The Daily Need

Commerce Department calls for online ‘privacy bill of rights,’ but advocates balk

The Obama administration on Thursday issued its second major report in as many weeks calling for new rules regulating the protection of consumer privacy online, including the creation of a federal privacy office and a nationwide “Privacy Bill of Rights.” However, some privacy advocates were skeptical of the recommendations, suggesting they would give companies, not Internet users, control of consumer data.
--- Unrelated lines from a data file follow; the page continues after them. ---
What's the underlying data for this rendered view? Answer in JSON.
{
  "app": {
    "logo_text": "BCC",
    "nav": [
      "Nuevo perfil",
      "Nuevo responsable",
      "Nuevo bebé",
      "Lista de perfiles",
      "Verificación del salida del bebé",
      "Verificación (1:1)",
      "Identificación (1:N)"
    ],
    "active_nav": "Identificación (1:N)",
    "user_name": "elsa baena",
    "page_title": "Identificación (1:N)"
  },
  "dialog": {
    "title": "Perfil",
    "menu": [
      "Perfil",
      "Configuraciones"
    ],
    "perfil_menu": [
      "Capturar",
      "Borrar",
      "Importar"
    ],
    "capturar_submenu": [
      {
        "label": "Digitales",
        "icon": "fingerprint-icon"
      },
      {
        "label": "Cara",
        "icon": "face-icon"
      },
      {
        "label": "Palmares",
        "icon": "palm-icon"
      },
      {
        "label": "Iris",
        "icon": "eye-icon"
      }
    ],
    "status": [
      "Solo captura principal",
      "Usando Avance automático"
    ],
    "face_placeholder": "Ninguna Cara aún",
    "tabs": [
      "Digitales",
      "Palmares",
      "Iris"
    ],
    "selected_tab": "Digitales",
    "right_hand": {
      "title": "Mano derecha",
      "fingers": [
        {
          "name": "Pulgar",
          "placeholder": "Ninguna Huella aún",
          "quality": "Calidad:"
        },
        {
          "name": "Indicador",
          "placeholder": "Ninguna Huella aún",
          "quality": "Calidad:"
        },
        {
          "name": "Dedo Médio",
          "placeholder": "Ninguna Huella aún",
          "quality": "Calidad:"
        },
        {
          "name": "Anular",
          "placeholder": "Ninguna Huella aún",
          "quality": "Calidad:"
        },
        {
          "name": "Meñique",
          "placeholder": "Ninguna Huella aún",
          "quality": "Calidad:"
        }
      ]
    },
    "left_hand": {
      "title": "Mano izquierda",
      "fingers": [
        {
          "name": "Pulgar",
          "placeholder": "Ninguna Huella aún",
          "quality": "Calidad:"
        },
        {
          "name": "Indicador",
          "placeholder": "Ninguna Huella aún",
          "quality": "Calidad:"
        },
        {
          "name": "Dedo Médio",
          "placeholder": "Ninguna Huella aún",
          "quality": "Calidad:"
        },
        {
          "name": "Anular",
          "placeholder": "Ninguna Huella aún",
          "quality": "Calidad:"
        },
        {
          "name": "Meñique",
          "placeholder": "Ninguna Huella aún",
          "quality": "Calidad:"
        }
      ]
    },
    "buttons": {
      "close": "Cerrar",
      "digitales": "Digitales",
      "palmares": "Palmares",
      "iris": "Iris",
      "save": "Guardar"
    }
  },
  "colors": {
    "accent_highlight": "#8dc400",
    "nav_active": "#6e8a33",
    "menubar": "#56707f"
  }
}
The report, released Thursday morning by the Commerce Department, contains a set of 10 new recommendations that touch on virtually every aspect of the digital economy, from cloud computing to e-commerce to social media. The most significant of those recommendations calls for the creation of “voluntary but enforceable” codes of conduct for industry-specific activities and a broader “Privacy Bill of Rights” that would enshrine certain core privacy principles across the board, perhaps through legislation.

“This is obviously a major consumer protection issue, because people want to know that their information is going to be safe,” Commerce Secretary Gary Locke said in a conference call unveiling the recommendations. “Consumers must trust the Internet if businesses are going to succeed online.”

The report also calls for the creation of a new office within the Commerce Department to “use the bully pulpit authority of the administration” to devise and implement new standards for online privacy, according to Daniel Weitzner, associate administrator for policy of the National Telecommunications and Information Administration. Weitzner said the current practice of “notice and choice,” in which Internet companies ask consumers to consent to certain uses of their personal data, “really is not adequate as a basis for privacy protection.” The goal of the Commerce Department’s report, he said, was to “raise the bar on privacy protections over what consumers can expect today.”

However, the nonpartisan public interest group Consumer Watchdog said the new recommendations would place control of sensitive personal information in the hands of Internet companies, not consumers. The group issued a statement Thursday morning calling the Commerce Department report “an industry-friendly document” that “proposes relying on a failed self-regulatory model when it’s clear that real regulations with meaningful enforcement are necessary.”

John Simpson, the group’s consumer advocate, also objected to the report’s proposal to open the new office for privacy policy within the Commerce Department, suggesting that such an arrangement would set up a “fundamental conflict of interest” given that the Commerce Department’s job is to promote business rather than protect consumers. “We are talking about consumers’ data and their right to privacy, not about a business commodity,” Simpson said. “This is an early Christmas gift to the data collection industry.”

The report comes just two weeks after the Federal Trade Commission issued what many advocates consider a much stronger document calling for a slew of new privacy regulations, including the establishment of a “Do Not Track” mechanism that would allow consumers to opt out of data collection by Internet companies, similar to the widely popular “Do Not Call” registry. The mechanism would most likely exist as a button on consumers’ Internet browsers.

In the conference call Thursday, Commerce Department officials would not directly endorse the creation of a “Do Not Track” mechanism, but said they were interested in achieving the same results as the FTC. “‘Do Not Track’ has a lot of attention to it; it also has a wide variety of meanings. The meanings that we’re interested in are about advancing consumer control,” Weitzner said. “We think that the framework that we’ve laid out here, of voluntary enforceable codes of conduct, is an ideal mechanism in which to work out the details.”

In a brief statement Thursday, FTC Chairman Jon Leibowitz welcomed the Commerce Department’s report, but noted that it was focused more on encouraging innovation and job creation than regulating Internet privacy. “It places special emphasis on policies that will preserve the viability of the Internet as it evolves through innovation, transforms the marketplace, and spurs economic growth,” Leibowitz said. “We think it will make a significant contribution to the growing and critical debate about how best to protect the privacy of American consumers.”